- Relator(a)
- Ministro Paulo de Tarso Sanseverino
- Órgão julgador
- Terceira Turma
- Data do julgamento
- 19/02/2013
- Data de publicação
- 25/02/2013
STJ – Acórdão, Rel. Ministro Paulo de Tarso Sanseverino, Terceira Turma, j. 19/02/2013, p. 25/02/2013
AGRAVO REGIMENTAL. RECURSO ESPECIAL. AÇÃO DE COBRANÇA. EXPURGOS INFLACIONÁRIOS. CADERNETA DE POUPANÇA. PLANOS ECONÔMICOS DO FINAL DO SÉCULO XX (BRESSER E VERÃO).

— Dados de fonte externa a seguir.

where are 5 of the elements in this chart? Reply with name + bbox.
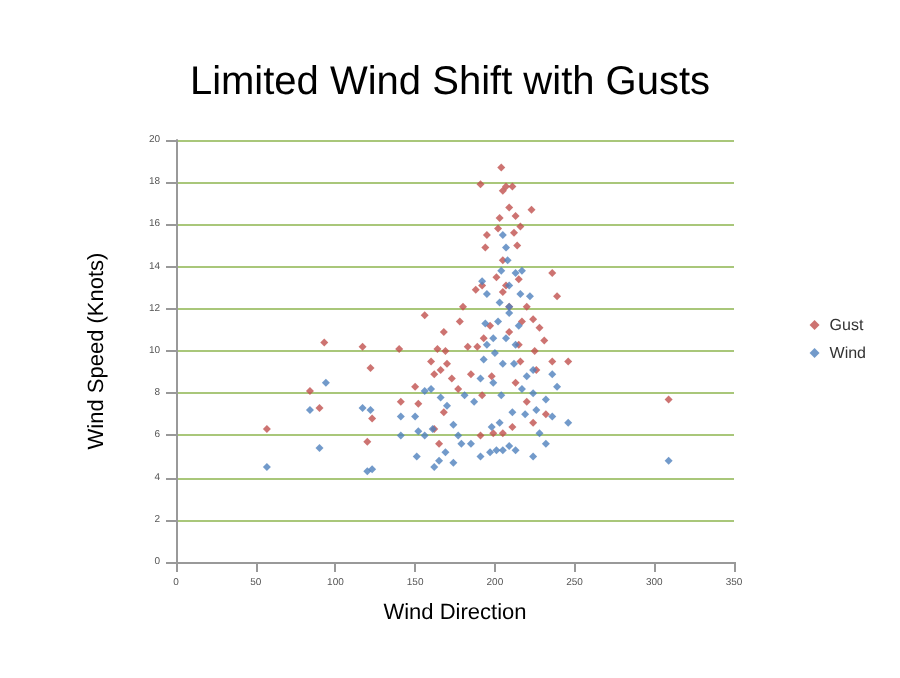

EXIBIÇÃO DOS EXTRATOS BANCÁRIOS. INVERSÃO DO ÔNUS DA PROVA EM FAVOR DA CORRENTISTA. POSSIBILIDADE. MATÉRIA APRECIADA PELA SEGUNDA SEÇÃO DO STJ EM SEDE DE RECURSO ESPECIAL REPETITIVO. 1. Nas ações em que se discutem os critérios de remuneração de caderneta de poupança, sendo postuladas as respectivas diferenças de correção monetária e dos juros remuneratórios, o prazo prescricional é de vinte anos. 2. A obrigação da instituição financeira de exibir os extratos bancários necessários à comprovação das alegações do correntista decorre de lei por se tratar de relação jurídica tutelada pelas normas do Código do Consumidor, de integração contratual compulsória, não podendo ser objeto de recusa nem de condicionantes, em face do princípio da boa-fé objetiva, 3. No julgamento do Recurso especial nº 1.133.872/PB, relatoria do Ministro Massami Uyeda, julgado pela Segunda Seção em em 14/12/2011, com acórdão publicado no DJe 28/03/2012, fixou-se, para fins do disposto no art. 543-C, do Código de Processo Civil, ser "cabível a inversão do ônus da prova em favor do consumidor para o fim de determinar às instituições financeiras a exibição de extratos bancários, enquanto não estiver prescrita a eventual ação sobre eles, tratando-se de obrigação decorrente de lei e de integração contratual compulsória, não sujeita à recusa ou condicionantes, tais como o adiantamento dos custos da operação pelo correntista e a prévia recusa administrativa da instituição financeira em exibir os documentos, com a ressalva de que ao correntista, autor da ação, incumbe a demonstração da plausibilidade da relação jurídica alegada, com indícios mínimos capazes de comprovar a existência da contratação, devendo, ainda, especificar, de modo preciso, os períodos em que pretenda ver exibidos os extratos". 4.Decisão agravada mantida pelos seus próprios fundamentos. 5. AGRAVO REGIMENTAL DESPROVIDO. (AgRg no REsp n. 1.146.256/SP, relator Ministro Paulo de Tarso Sanseverino, Terceira Turma, julgado em 19/2/2013, DJe de 25/2/2013.)